Getting Involved and Being a Team Player Helps to Build a Stronger Culture and Connection
What a welcome break to get out of the office for a couple of days even if it’s for work! A change of scenery does us all some good. Typically, a lot of planning and organizing happens to ensure the time is utilized for the betterment of the team/group. As an event planner and team building facilitator for over 20 years, I’ve seen and been a part of (first hand) the process, time and money spent.
Your boss is counting on this offsite meeting/retreat to strengthen the team, collaborate, address company issues, set goals, develop ideas and programs, inform, and build team unity. It’s the company’s investment in you as a part of the team.

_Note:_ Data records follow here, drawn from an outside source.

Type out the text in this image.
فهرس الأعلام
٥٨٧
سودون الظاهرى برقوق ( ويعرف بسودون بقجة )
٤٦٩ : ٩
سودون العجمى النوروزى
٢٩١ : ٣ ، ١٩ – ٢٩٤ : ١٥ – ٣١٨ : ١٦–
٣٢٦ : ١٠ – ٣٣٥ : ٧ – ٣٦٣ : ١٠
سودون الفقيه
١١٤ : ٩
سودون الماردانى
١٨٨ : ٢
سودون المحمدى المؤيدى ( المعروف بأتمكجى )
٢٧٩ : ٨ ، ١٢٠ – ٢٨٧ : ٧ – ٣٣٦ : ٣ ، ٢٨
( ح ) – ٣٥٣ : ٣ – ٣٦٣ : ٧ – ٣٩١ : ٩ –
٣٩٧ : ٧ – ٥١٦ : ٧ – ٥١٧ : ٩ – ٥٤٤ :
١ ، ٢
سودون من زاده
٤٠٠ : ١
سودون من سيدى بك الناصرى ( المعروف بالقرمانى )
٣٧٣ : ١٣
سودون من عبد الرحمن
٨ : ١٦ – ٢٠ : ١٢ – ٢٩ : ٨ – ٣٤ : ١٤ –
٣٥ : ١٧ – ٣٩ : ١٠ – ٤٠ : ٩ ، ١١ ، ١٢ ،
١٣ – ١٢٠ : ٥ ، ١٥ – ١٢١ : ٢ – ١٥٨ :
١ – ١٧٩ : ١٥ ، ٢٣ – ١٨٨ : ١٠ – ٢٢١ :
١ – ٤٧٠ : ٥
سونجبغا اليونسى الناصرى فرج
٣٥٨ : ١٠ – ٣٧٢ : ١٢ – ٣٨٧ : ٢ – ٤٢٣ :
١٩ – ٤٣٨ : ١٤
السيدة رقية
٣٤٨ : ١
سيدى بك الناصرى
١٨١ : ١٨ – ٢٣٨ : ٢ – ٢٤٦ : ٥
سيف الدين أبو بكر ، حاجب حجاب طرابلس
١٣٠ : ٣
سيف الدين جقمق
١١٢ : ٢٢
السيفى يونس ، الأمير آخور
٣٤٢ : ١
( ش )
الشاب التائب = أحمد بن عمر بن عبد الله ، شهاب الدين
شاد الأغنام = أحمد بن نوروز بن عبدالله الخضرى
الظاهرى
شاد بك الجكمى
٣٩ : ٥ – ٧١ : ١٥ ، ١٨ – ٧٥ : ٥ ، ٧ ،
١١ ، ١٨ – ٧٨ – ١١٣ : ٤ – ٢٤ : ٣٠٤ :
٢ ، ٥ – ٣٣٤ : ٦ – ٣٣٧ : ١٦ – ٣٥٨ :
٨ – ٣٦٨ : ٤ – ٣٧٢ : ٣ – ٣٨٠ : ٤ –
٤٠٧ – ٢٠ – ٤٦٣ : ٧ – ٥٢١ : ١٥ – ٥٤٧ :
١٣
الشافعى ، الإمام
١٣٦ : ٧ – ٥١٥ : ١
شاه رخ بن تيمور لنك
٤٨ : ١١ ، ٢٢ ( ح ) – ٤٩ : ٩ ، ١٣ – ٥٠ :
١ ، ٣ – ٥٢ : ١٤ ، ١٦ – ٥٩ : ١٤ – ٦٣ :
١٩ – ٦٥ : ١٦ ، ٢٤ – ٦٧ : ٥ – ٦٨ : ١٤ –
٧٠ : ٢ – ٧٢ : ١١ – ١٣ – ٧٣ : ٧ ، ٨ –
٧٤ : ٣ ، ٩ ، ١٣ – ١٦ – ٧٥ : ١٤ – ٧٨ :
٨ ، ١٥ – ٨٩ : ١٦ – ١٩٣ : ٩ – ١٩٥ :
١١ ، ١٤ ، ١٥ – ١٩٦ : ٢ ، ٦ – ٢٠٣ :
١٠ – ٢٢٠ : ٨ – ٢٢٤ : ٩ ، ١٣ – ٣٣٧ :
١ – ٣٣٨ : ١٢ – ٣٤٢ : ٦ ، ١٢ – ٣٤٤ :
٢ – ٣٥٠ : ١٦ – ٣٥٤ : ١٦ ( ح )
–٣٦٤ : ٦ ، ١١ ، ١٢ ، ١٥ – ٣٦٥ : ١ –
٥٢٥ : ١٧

It may also serve as a reward and show of appreciation, especially if the location rocks!
Over the years, I have witnessed countless times when a company goes out of its way to provide activities, events, and team building to foster team spirit, build rapport, and increase social interaction. The participant count for these events should reflect the number of people attending…after all this is a scheduled part of the meeting your boss has paid for on your behalf and wants everyone to be a part of. I don’t think I’ve ever been asked to design an event to unify half the team. I am a firm believer “networking” events are typically glorified cocktail hours where you only talk to the people you already feel comfortable with and stay in your “clique”. Not exactly building team cohesiveness.
Most companies will look to include some fun, entertaining activities or team-building events to provide a mental and social break from the work agenda. These are purposeful activities and events designed to be a part of the meeting. Yet, I will see anywhere from a handful to many people “give the slip” and go to their rooms or hang at the bar. Those that do attend show up as part of the team, ready to play trivia, go on scavenger hunts, compete in a game show, do charity give-back events etc. It’s not about what they will do but the fact that they will do it as a member of the TEAM!
Instead of detaching yourself from a scheduled team activity or event…put in the effort to support everyone else for showing up and being part of the team. The most successful teams I have worked with (coincidentally) have the strongest culture and connection as a team. There is no “I” in team and there shouldn’t be anyone drinking alone at the bar or taking a nap when the group is bonding!
Show up, put your smile on, you may just have some fun and get to know someone on your team better. Not to mention your boss will see you as a team player, not M.I.A.